1921–22 Plunket Shield
- Cricket format: First-class
- Tournament format(s): Round-robin
- Champions: Auckland (6th title)
- Participants: 4
- Matches: 6

= 1921–22 Plunket Shield season =

Cricket tournament in New Zealand

The 1921–22 Plunket Shield season was a tournament of the Plunket Shield, the domestic first-class cricket competition of New Zealand.
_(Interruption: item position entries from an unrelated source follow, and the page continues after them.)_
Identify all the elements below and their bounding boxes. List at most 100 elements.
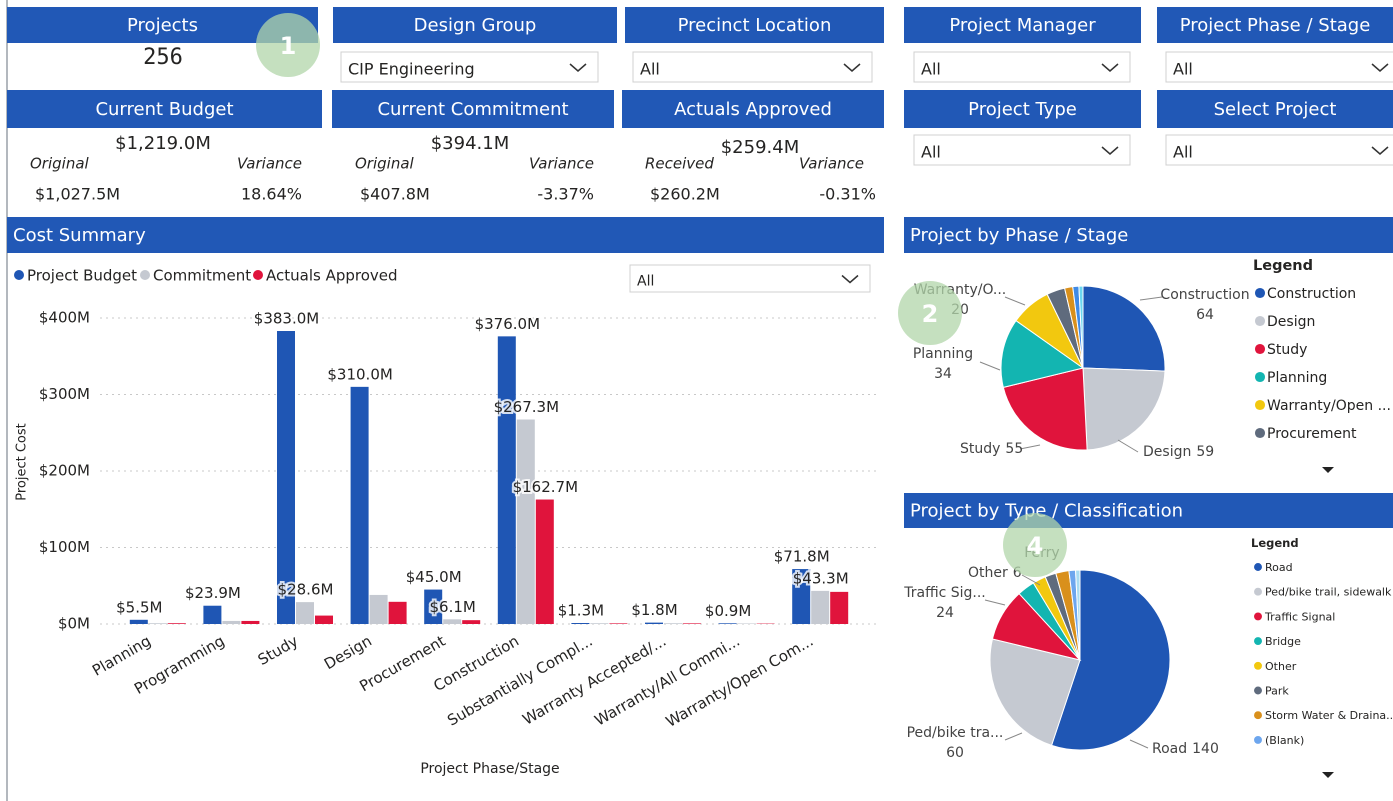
legend-label: Park xyxy=(1265,685,1289,698)
legend-marker xyxy=(1254,287,1266,299)
dropdown[interactable]: All xyxy=(913,51,1131,83)
kpi-value: $394.1M xyxy=(431,133,510,154)
legend-label: Bridge xyxy=(1265,635,1301,648)
data-label: $23.9M xyxy=(185,584,241,602)
legend-label: Storm Water & Draina... xyxy=(1265,709,1393,722)
pie-slice xyxy=(1082,285,1166,372)
y-tick-label: $0M xyxy=(58,615,90,633)
kpi-left-value: $407.8M xyxy=(360,185,430,204)
legend-scroll-arrow[interactable] xyxy=(1322,467,1334,473)
leader-line xyxy=(1139,296,1163,301)
data-label: $376.0M xyxy=(475,315,540,333)
projects-count: 256 xyxy=(143,45,183,70)
kpi-left-label: Original xyxy=(355,155,415,173)
kpi-value: $259.4M xyxy=(721,137,800,158)
slice-label: Road 140 xyxy=(1152,741,1219,757)
dropdown-chevron xyxy=(1101,146,1119,155)
data-label: $0.9M xyxy=(705,602,751,620)
header-bar xyxy=(622,90,884,128)
leader-line xyxy=(1117,439,1139,453)
dropdown-box[interactable] xyxy=(629,264,871,293)
legend-marker xyxy=(1254,637,1262,646)
legend-marker xyxy=(1254,563,1262,571)
legend-label: Other xyxy=(1265,660,1297,673)
legend-marker xyxy=(1254,711,1262,720)
legend-marker xyxy=(1254,735,1262,744)
bar xyxy=(424,589,443,624)
dropdown[interactable]: All xyxy=(1165,51,1393,83)
y-tick-label: $300M xyxy=(39,385,90,403)
kpi-left-value: $1,027.5M xyxy=(35,185,120,204)
header-title: Project Manager xyxy=(949,15,1096,36)
dropdown-chevron xyxy=(1101,63,1119,72)
bar xyxy=(315,615,333,624)
bar xyxy=(664,623,682,624)
bar xyxy=(645,622,663,624)
slice-label-name: Design xyxy=(1143,444,1191,460)
header-title: Design Group xyxy=(414,15,537,36)
header-title: Current Budget xyxy=(95,99,233,120)
dropdown-box[interactable] xyxy=(340,51,599,83)
bar xyxy=(388,601,407,624)
legend-label: Warranty/Open ... xyxy=(1267,398,1391,414)
y-tick-label: $100M xyxy=(39,538,90,556)
header-bar xyxy=(332,90,614,128)
legend-marker xyxy=(1254,661,1262,670)
dropdown-box[interactable] xyxy=(1165,51,1393,83)
legend-scroll-arrow[interactable] xyxy=(1322,772,1334,778)
bar xyxy=(811,590,830,624)
kpi-left-label: Received xyxy=(645,155,714,173)
slice-label-name: Other xyxy=(968,565,1008,581)
legend-marker xyxy=(1254,686,1262,695)
dropdown[interactable]: All xyxy=(632,51,873,83)
dropdown-box[interactable] xyxy=(913,134,1131,166)
bar xyxy=(535,499,554,624)
legend-marker xyxy=(1254,612,1262,621)
data-label: $310.0M xyxy=(327,365,392,383)
pie-slice xyxy=(1000,319,1085,388)
dropdown-value: All xyxy=(921,143,941,162)
dropdown-box[interactable] xyxy=(1165,134,1393,166)
legend-label: Commitment xyxy=(153,267,251,285)
kpi-right-value: 18.64% xyxy=(241,185,302,204)
legend-marker xyxy=(14,270,24,280)
header-title: Projects xyxy=(127,15,198,36)
data-label: $45.0M xyxy=(406,568,462,586)
kpi-right-label: Variance xyxy=(529,155,594,173)
legend-marker xyxy=(1254,371,1266,383)
y-tick-label: $400M xyxy=(39,309,90,327)
leader-line xyxy=(1019,444,1041,450)
legend-marker xyxy=(140,270,150,280)
header-title: Project Phase / Stage xyxy=(1180,15,1371,36)
slice-value: 6 xyxy=(1013,565,1022,581)
kpi-right-label: Variance xyxy=(799,155,864,173)
dropdown-box[interactable] xyxy=(632,51,873,83)
dropdown[interactable]: All xyxy=(913,134,1131,166)
legend-label: Study xyxy=(1267,342,1307,358)
header-bar xyxy=(1157,7,1393,43)
bar xyxy=(129,619,148,624)
legend-label: Traffic Signal xyxy=(1264,610,1335,623)
legend-label: Construction xyxy=(1267,286,1356,302)
leader-line xyxy=(1129,739,1149,749)
legend-marker xyxy=(1254,343,1266,355)
slice-value: 24 xyxy=(936,605,954,621)
header-bar xyxy=(7,217,884,253)
dropdown[interactable]: All xyxy=(629,264,871,293)
dropdown-box[interactable] xyxy=(913,51,1131,83)
bar xyxy=(830,591,849,624)
bar xyxy=(222,620,241,624)
legend-marker xyxy=(1254,315,1266,327)
dropdown[interactable]: CIP Engineering xyxy=(340,51,599,83)
header-bar xyxy=(625,7,884,43)
bar xyxy=(296,602,314,624)
badge-number: 1 xyxy=(280,32,297,60)
data-label: $1.8M xyxy=(631,601,677,619)
legend-title: Legend xyxy=(1251,536,1299,550)
dropdown-chevron xyxy=(841,274,859,284)
header-title: Current Commitment xyxy=(377,99,568,120)
dropdown[interactable]: All xyxy=(1165,134,1393,166)
y-tick-label: $200M xyxy=(39,462,90,480)
bar xyxy=(369,594,388,624)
Auckland won the championship. For the first time, the Shield was not contested on the basis of challenge matches but by a single round-robin tournament between four first-class sides, Auckland, Canterbury, Otago and Wellington. Hawke's Bay, which had had first-class status and had challenged Auckland for the Plunket Shield in 1920-21, did not compete.

==Table==

| Team | Played | Won | Lost |
|---|---|---|---|
| Auckland | 3 | 3 | 0 |
| Wellington | 3 | 2 | 1 |
| Canterbury | 3 | 1 | 2 |
| Otago | 3 | 0 | 3 |

==Statistics==
===Most runs===
Syd Hiddleston, opening the batting for Wellington, scored the most runs, 308, had the highest batting average, 61.60, and made the only century, 118 against Otago.

===Most wickets===
Raoul Garrard, the Auckland leg-spinner, took the most wickets, 23 at an average of 10.34, and had the best figures, 8 for 51 against Canterbury.